Spatial Predictive Analysis: Predicting Burglaries with Sanitation Violations

Author

Fan Yang

Published

November 15, 2025

Introduction

This analysis constructs a spatial prediction model for Chicago burglaries, with sanitation code violations as the primary predictor variable. It hypothesizes that sanitation violations may also correlate with burglary risk, drawing on the “broken windows” theory—where visible signs of disorder, such as uncollected trash or violations, indicate diminished social control and may trigger criminal activity. Based on this premise, the analysis explores how community disorder indicators relate to property crime patterns by testing whether sanitation complaints can predict burglary locations.

Code

library(tidyverse)
library(sf)
library(here)
library(viridis)
library(terra)
library(spdep)
library(FNN)
library(MASS)
library(patchwork)
library(knitr)
library(kableExtra)
library(classInt)
library(spatstat.geom)
library(spatstat.explore)

options(scipen = 999)
set.seed(1115)

theme_spatial <- function(base_size = 11) {
  theme_minimal(base_size = base_size) +
    theme(
      plot.title = element_text(face = "bold", size = base_size + 1),
      plot.subtitle = element_text(color = "gray30", size = base_size - 1),
      legend.position = "right",
      panel.grid.minor = element_blank(),
      axis.text = element_blank(),
      axis.title = element_blank()
    )
}

theme_set(theme_spatial())

Part 1: Data Loading and Exploration

Load Spatial Boundaries

Code

policeDistricts <- 
  st_read("https://data.cityofchicago.org/api/geospatial/24zt-jpfn?method=export&format=GeoJSON") %>%
  st_transform('ESRI:102271') %>%
  dplyr::select(District = dist_num)

policeBeats <- 
  st_read("https://data.cityofchicago.org/api/geospatial/n9it-hstw?method=export&format=GeoJSON") %>%
  st_transform('ESRI:102271') %>%
  dplyr::select(Beat = beat_num)

chicagoBoundary <- 
  st_read("https://raw.githubusercontent.com/urbanSpatial/Public-Policy-Analytics-Landing/master/DATA/Chapter5/chicagoBoundary.geojson") %>%
  st_transform('ESRI:102271')

Load Burglary Data

Code

burglaries <- st_read(here("assignments", "assignment_4", "data", "burglaries.shp")) %>% 
  st_transform('ESRI:102271')

The dataset contains 7,482 burglary incidents from 2017.

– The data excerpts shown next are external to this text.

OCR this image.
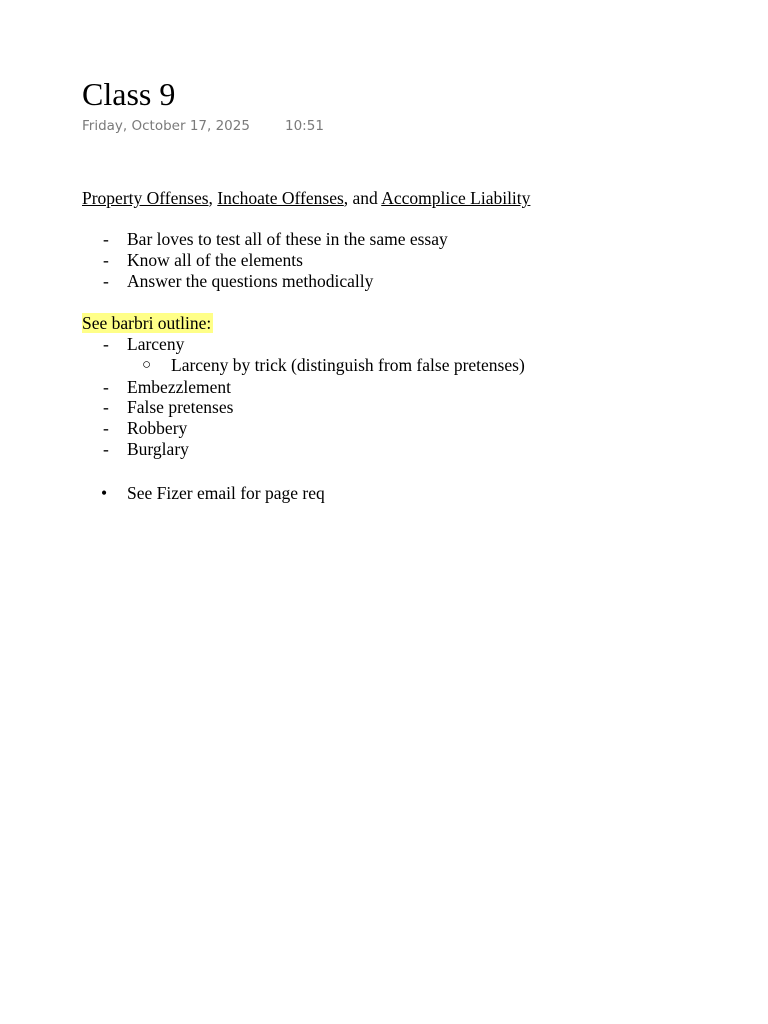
Class 9
Friday, October 17, 2025	10:51
Property Offenses, Inchoate Offenses, and Accomplice Liability
- Bar loves to test all of these in the same essay
- Know all of the elements
- Answer the questions methodically
See barbri outline:
- Larceny
○ Larceny by trick (distinguish from false pretenses)
- Embezzlement
- False pretenses
- Robbery
- Burglary
• See Fizer email for page req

Load Sanitation Violation Data

Code

violations_raw <- read_csv(
  here("assignments", "assignment_4", "data", "311_data.csv"),
  show_col_types = FALSE
)

violations <- violations_raw %>%
  filter(`Type of Service Request` == "Sanitation Code Violation") %>%
  filter(!is.na(Latitude) & !is.na(Longitude)) %>%
  st_as_sf(coords = c("Longitude", "Latitude"), crs = 4326) %>%
  st_transform('ESRI:102271')

The sanitation violations dataset contains 152,636 complaints from 2017, including issues like improper garbage disposal, rodent infestations, and unsanitary property conditions.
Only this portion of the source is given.